TYPE: High-altitude fighter
ACCOMMODATION: Pilot in pressurized cockpit
POWER PLANT: One Nakajima Ha-44 radial engine, rated at 2,450 hp
PERFORMANCE: 442 mph at 39,370 ft (estimated)
COMMENT: In mid-1942, the Imperial Japanese Army Air Force wanted to obtain a high-altitude fighter fitted with a pressure cabin and capable of reaching a top speed of 497 mph and having a maximum range of 1,850 miles. As these performance requirements were rather stringent, the Koku Hombu decided to instruct Tachikawa to proceed with the design of the aircraft designated Ki- 94 while they placed a contract with Nakajima for another high-altitude fighter, the Ki- 87, with less stringent range requirements.
The initial aircraft was a large twin-boom monoplane with two engines mounted in tandem driving four-blade tractor and pusher propellers.

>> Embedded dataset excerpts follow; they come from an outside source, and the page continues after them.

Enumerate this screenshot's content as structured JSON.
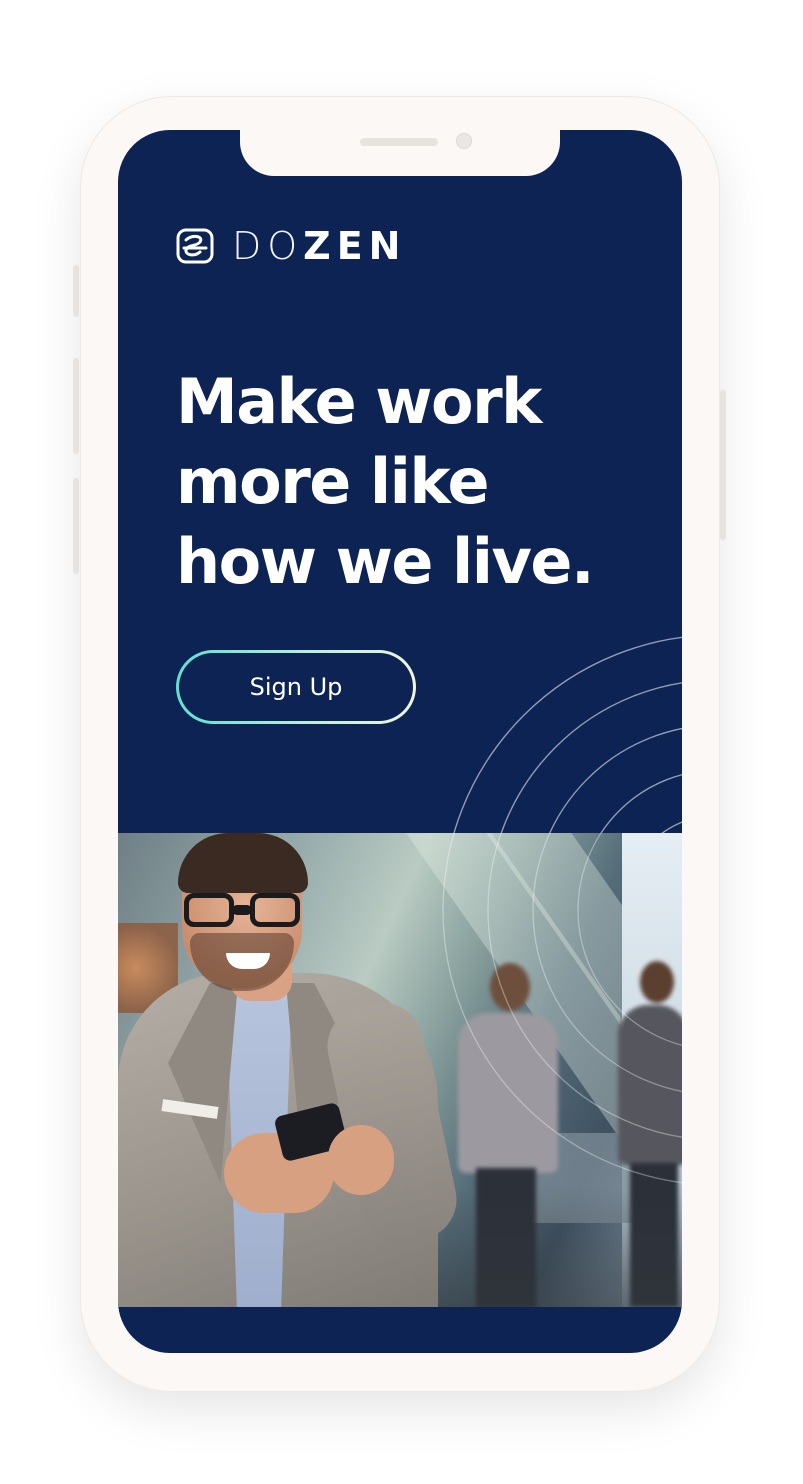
{
  "app": {
    "brand_thin": "DO",
    "brand_bold": "ZEN",
    "logo_icon": "dozen-logo-icon"
  },
  "hero": {
    "headline_line1": "Make work",
    "headline_line2": "more like",
    "headline_line3": "how we live."
  },
  "cta": {
    "signup_label": "Sign Up"
  },
  "colors": {
    "background": "#0c2354",
    "text": "#ffffff",
    "button_border_start": "#5fe0cf",
    "button_border_end": "#eef7dc",
    "device_frame": "#fbf8f6"
  },
  "image": {
    "subject": "smiling man with glasses looking at phone in office"
  }
}
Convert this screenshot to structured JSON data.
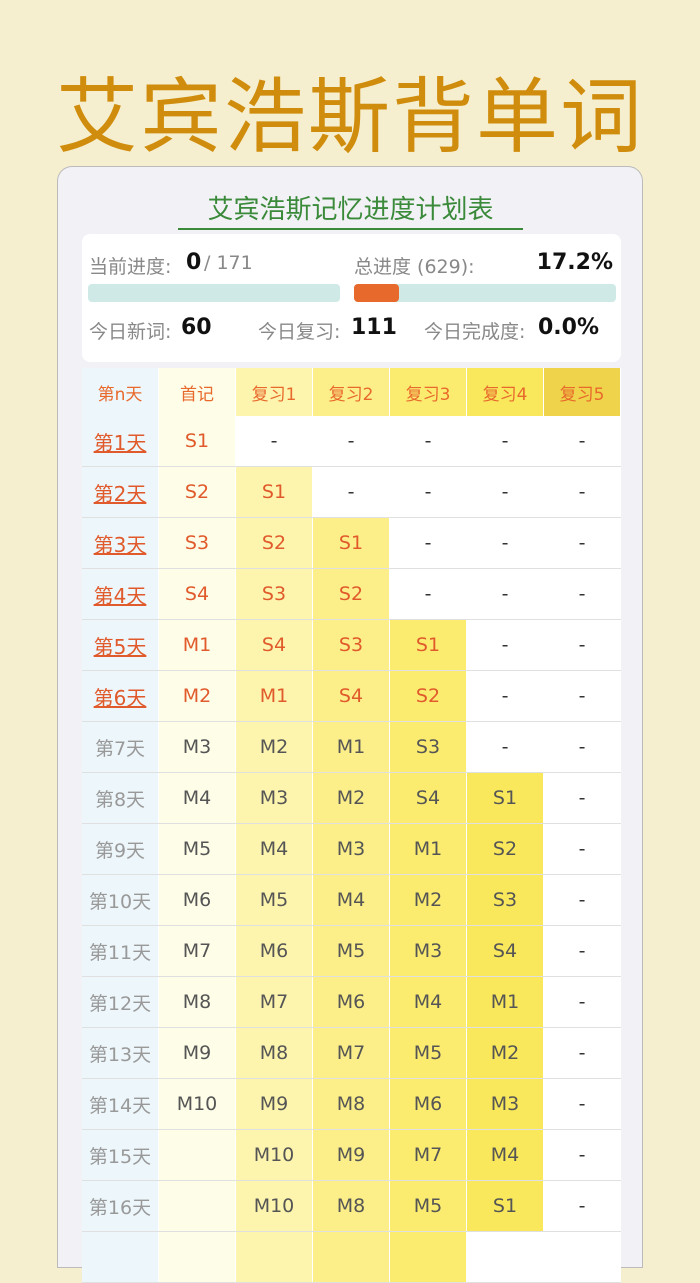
{
  "hero_title": "艾宾浩斯背单词",
  "card_title": "艾宾浩斯记忆进度计划表",
  "stats": {
    "current_label": "当前进度:",
    "current_value": "0",
    "current_total": "/ 171",
    "current_progress": 0,
    "total_label": "总进度 (629):",
    "total_value": "17.2%",
    "total_progress": 0.172,
    "new_label": "今日新词:",
    "new_value": "60",
    "review_label": "今日复习:",
    "review_value": "111",
    "done_label": "今日完成度:",
    "done_value": "0.0%"
  },
  "colors": {
    "accent": "#e8692c",
    "title_green": "#3a8a3a",
    "hero": "#d08d0d"
  },
  "headers": [
    "第n天",
    "首记",
    "复习1",
    "复习2",
    "复习3",
    "复习4",
    "复习5"
  ],
  "rows": [
    {
      "day": "第1天",
      "hl": true,
      "cells": [
        "S1",
        "-",
        "-",
        "-",
        "-",
        "-"
      ]
    },
    {
      "day": "第2天",
      "hl": true,
      "cells": [
        "S2",
        "S1",
        "-",
        "-",
        "-",
        "-"
      ]
    },
    {
      "day": "第3天",
      "hl": true,
      "cells": [
        "S3",
        "S2",
        "S1",
        "-",
        "-",
        "-"
      ]
    },
    {
      "day": "第4天",
      "hl": true,
      "cells": [
        "S4",
        "S3",
        "S2",
        "-",
        "-",
        "-"
      ]
    },
    {
      "day": "第5天",
      "hl": true,
      "cells": [
        "M1",
        "S4",
        "S3",
        "S1",
        "-",
        "-"
      ]
    },
    {
      "day": "第6天",
      "hl": true,
      "cells": [
        "M2",
        "M1",
        "S4",
        "S2",
        "-",
        "-"
      ]
    },
    {
      "day": "第7天",
      "hl": false,
      "cells": [
        "M3",
        "M2",
        "M1",
        "S3",
        "-",
        "-"
      ]
    },
    {
      "day": "第8天",
      "hl": false,
      "cells": [
        "M4",
        "M3",
        "M2",
        "S4",
        "S1",
        "-"
      ]
    },
    {
      "day": "第9天",
      "hl": false,
      "cells": [
        "M5",
        "M4",
        "M3",
        "M1",
        "S2",
        "-"
      ]
    },
    {
      "day": "第10天",
      "hl": false,
      "cells": [
        "M6",
        "M5",
        "M4",
        "M2",
        "S3",
        "-"
      ]
    },
    {
      "day": "第11天",
      "hl": false,
      "cells": [
        "M7",
        "M6",
        "M5",
        "M3",
        "S4",
        "-"
      ]
    },
    {
      "day": "第12天",
      "hl": false,
      "cells": [
        "M8",
        "M7",
        "M6",
        "M4",
        "M1",
        "-"
      ]
    },
    {
      "day": "第13天",
      "hl": false,
      "cells": [
        "M9",
        "M8",
        "M7",
        "M5",
        "M2",
        "-"
      ]
    },
    {
      "day": "第14天",
      "hl": false,
      "cells": [
        "M10",
        "M9",
        "M8",
        "M6",
        "M3",
        "-"
      ]
    },
    {
      "day": "第15天",
      "hl": false,
      "cells": [
        "",
        "M10",
        "M9",
        "M7",
        "M4",
        "-"
      ]
    },
    {
      "day": "第16天",
      "hl": false,
      "cells": [
        "",
        "M10",
        "M8",
        "M5",
        "S1",
        "-"
      ]
    },
    {
      "day": "",
      "hl": false,
      "cells": [
        "",
        "",
        "",
        "",
        null,
        null
      ]
    }
  ]
}
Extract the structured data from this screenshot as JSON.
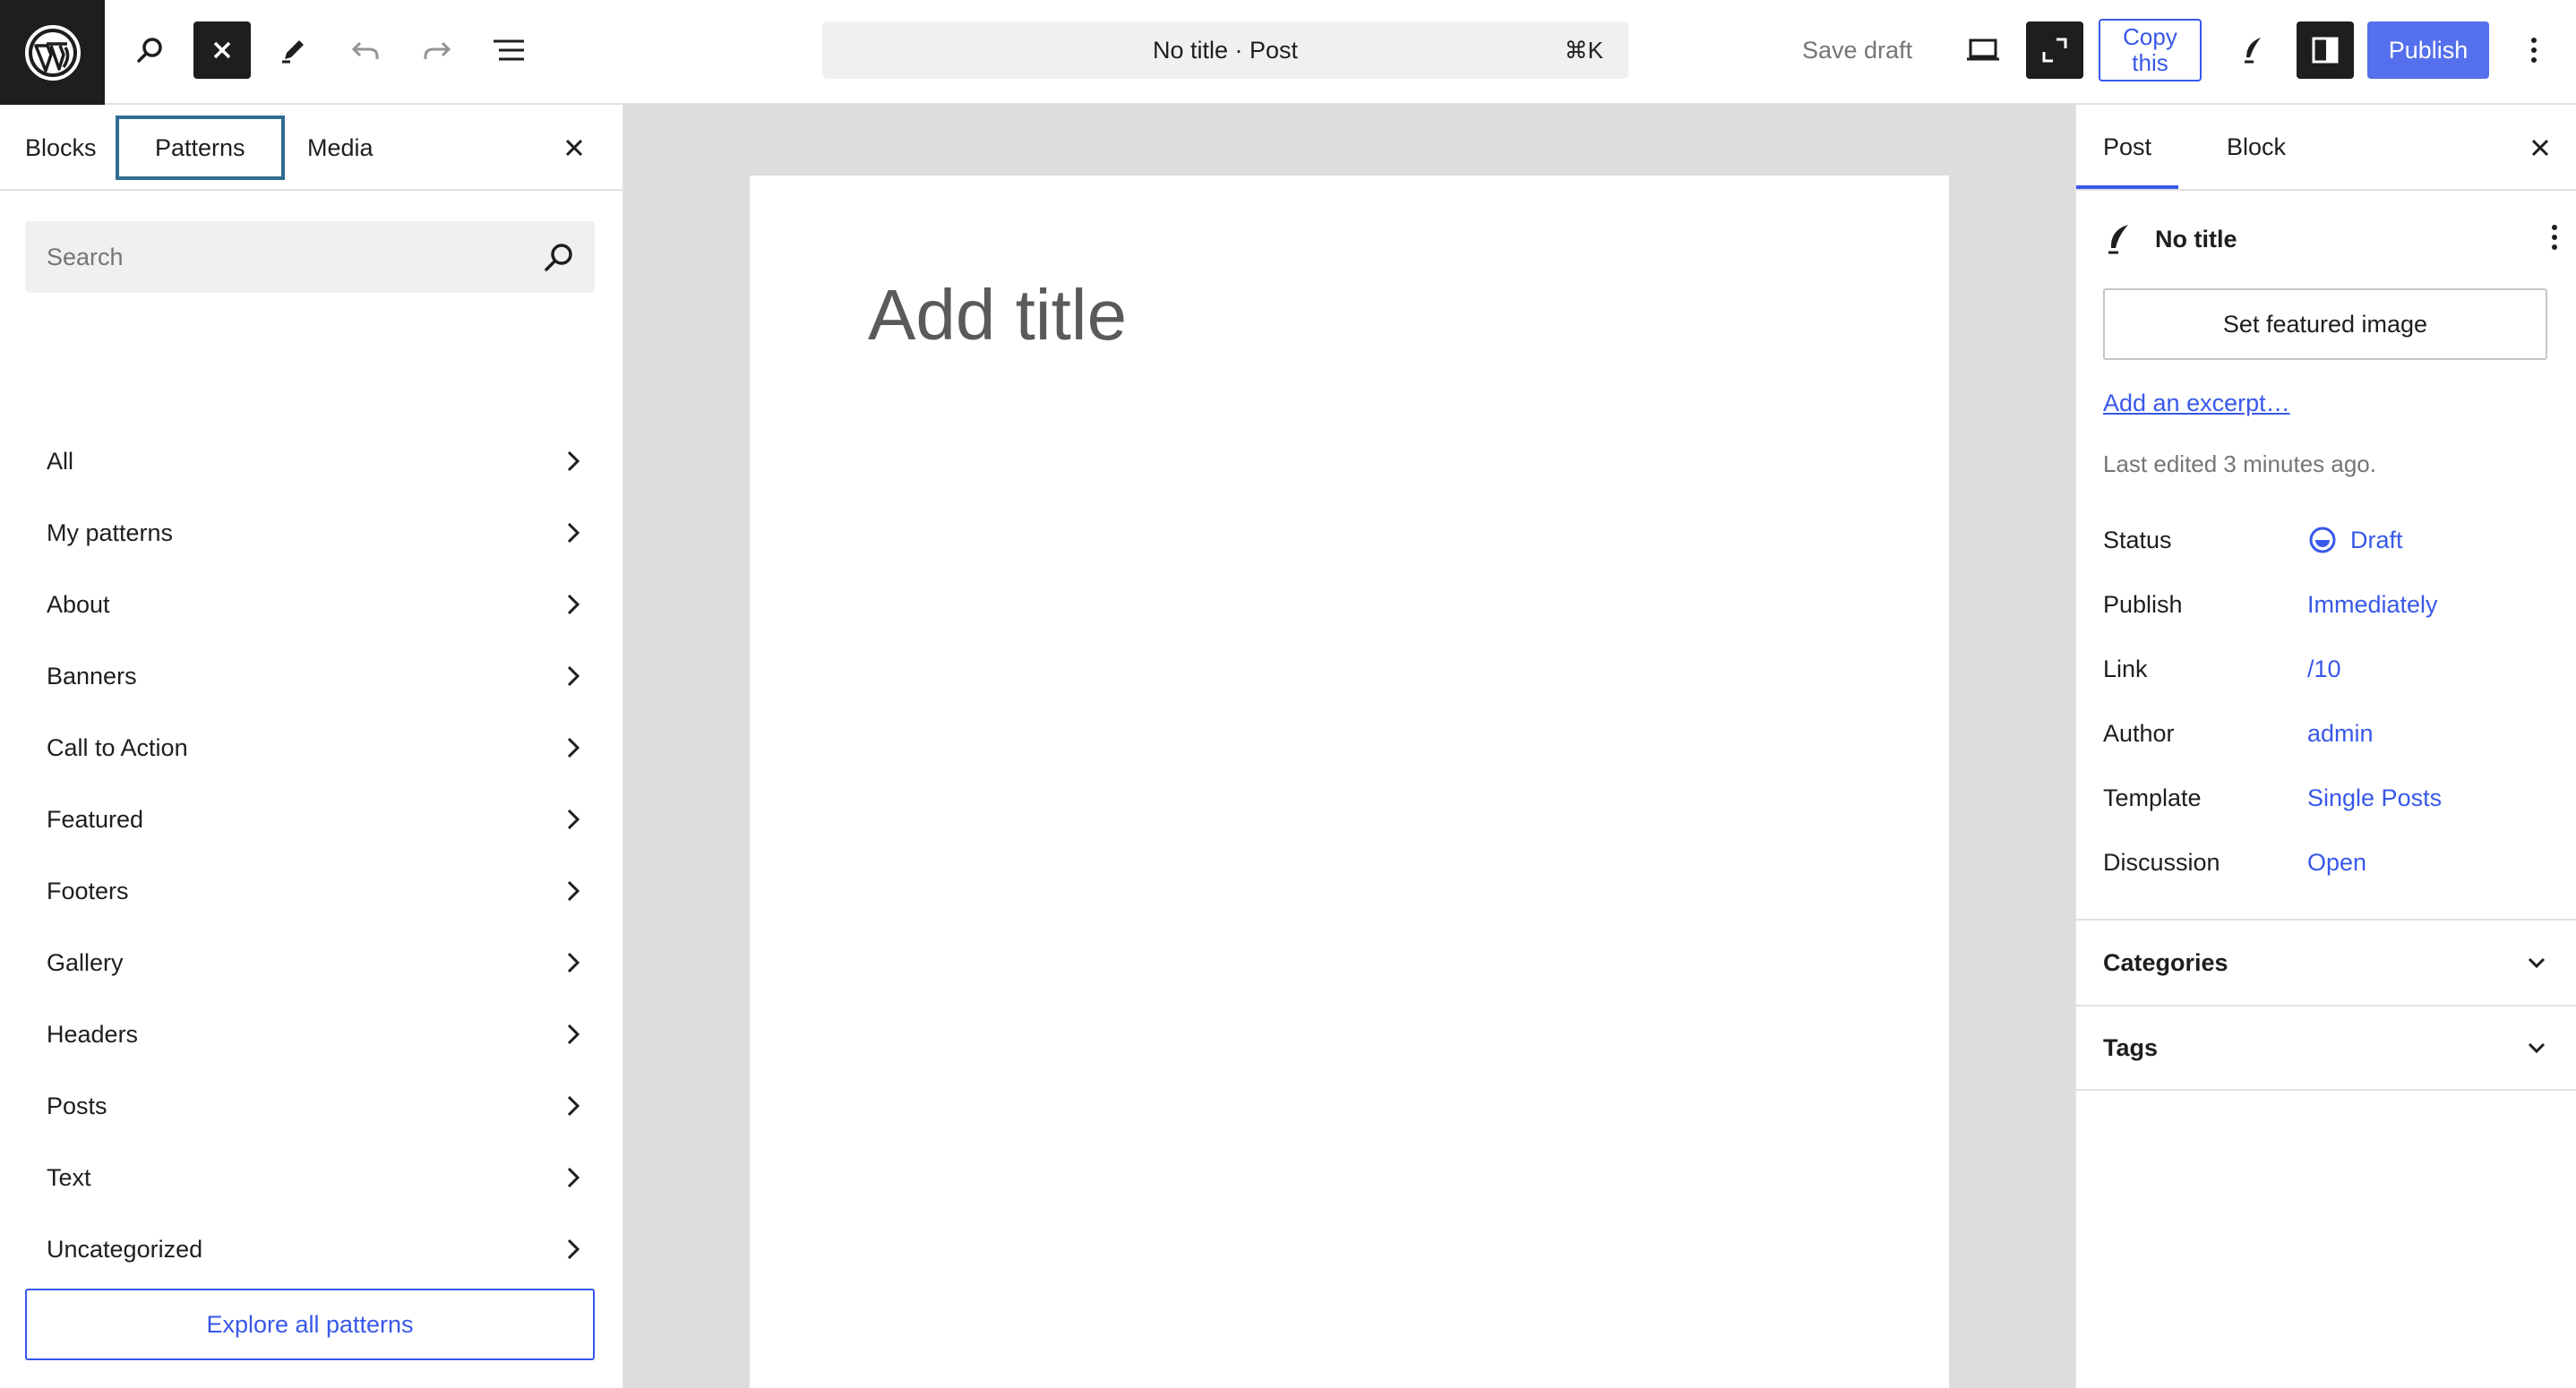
{
  "toolbar": {
    "command_title": "No title · Post",
    "command_shortcut": "⌘K",
    "save_draft_label": "Save draft",
    "copy_line1": "Copy",
    "copy_line2": "this",
    "publish_label": "Publish",
    "icons": [
      "wordpress-logo",
      "search-icon",
      "close-icon",
      "pencil-icon",
      "undo-icon",
      "redo-icon",
      "list-view-icon",
      "desktop-preview-icon",
      "fullscreen-icon",
      "style-icon",
      "sidebar-toggle-icon",
      "more-vertical-icon"
    ]
  },
  "inserter": {
    "tabs": [
      "Blocks",
      "Patterns",
      "Media"
    ],
    "active_tab": "Patterns",
    "search_placeholder": "Search",
    "categories": [
      "All",
      "My patterns",
      "About",
      "Banners",
      "Call to Action",
      "Featured",
      "Footers",
      "Gallery",
      "Headers",
      "Posts",
      "Text",
      "Uncategorized"
    ],
    "explore_label": "Explore all patterns"
  },
  "editor": {
    "title_placeholder": "Add title"
  },
  "sidebar": {
    "tabs": [
      "Post",
      "Block"
    ],
    "active_tab": "Post",
    "post_title": "No title",
    "featured_image_label": "Set featured image",
    "excerpt_link": "Add an excerpt…",
    "last_edited": "Last edited 3 minutes ago.",
    "meta": [
      {
        "label": "Status",
        "value": "Draft"
      },
      {
        "label": "Publish",
        "value": "Immediately"
      },
      {
        "label": "Link",
        "value": "/10"
      },
      {
        "label": "Author",
        "value": "admin"
      },
      {
        "label": "Template",
        "value": "Single Posts"
      },
      {
        "label": "Discussion",
        "value": "Open"
      }
    ],
    "sections": [
      "Categories",
      "Tags"
    ]
  },
  "colors": {
    "accent": "#3858e9",
    "dark": "#1e1e1e",
    "canvas_bg": "#dddddd",
    "focus_outline": "#2e6c91"
  }
}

But it was judged that the design was too complex and in 1943 Tachikawa submitted a new proposal to meet the same requirements as the competitive Nakajima Ki-87. The new aircraft was a single-engine high-altitude fighter of conventional design with laminar-flow wing and featuring a pressure cabin mounted in the fuselage behind the wing trailing edges. The aircraft was to be powered by a fan-cooled turbo-supercharged 2,400 hp Nakajima radial engine driving a six-blade propeller. This design was approved by the Koku Hombu, and the aircraft was designated Ki-94-II (the scrapped earlier Ki-94 design was named the Ki-94-I). An order was placed for one static test airframe, three prototypes, and eighteen pre-production aircraft. Only two prototypes were built in the event; the first was equipped with a single 2,541 hp Nakajima Ha-219 (Ha-44) engine, driving a four-blade propeller because the six-blade one was not ready. The second prototype was to be fitted with a six-blade propeller. The war’s end however stopped the construction of the second prototype and also found the first prototype still being readied for its intended maiden flight, the Ki-94-II never taking to the air (Ref.: 1, 24).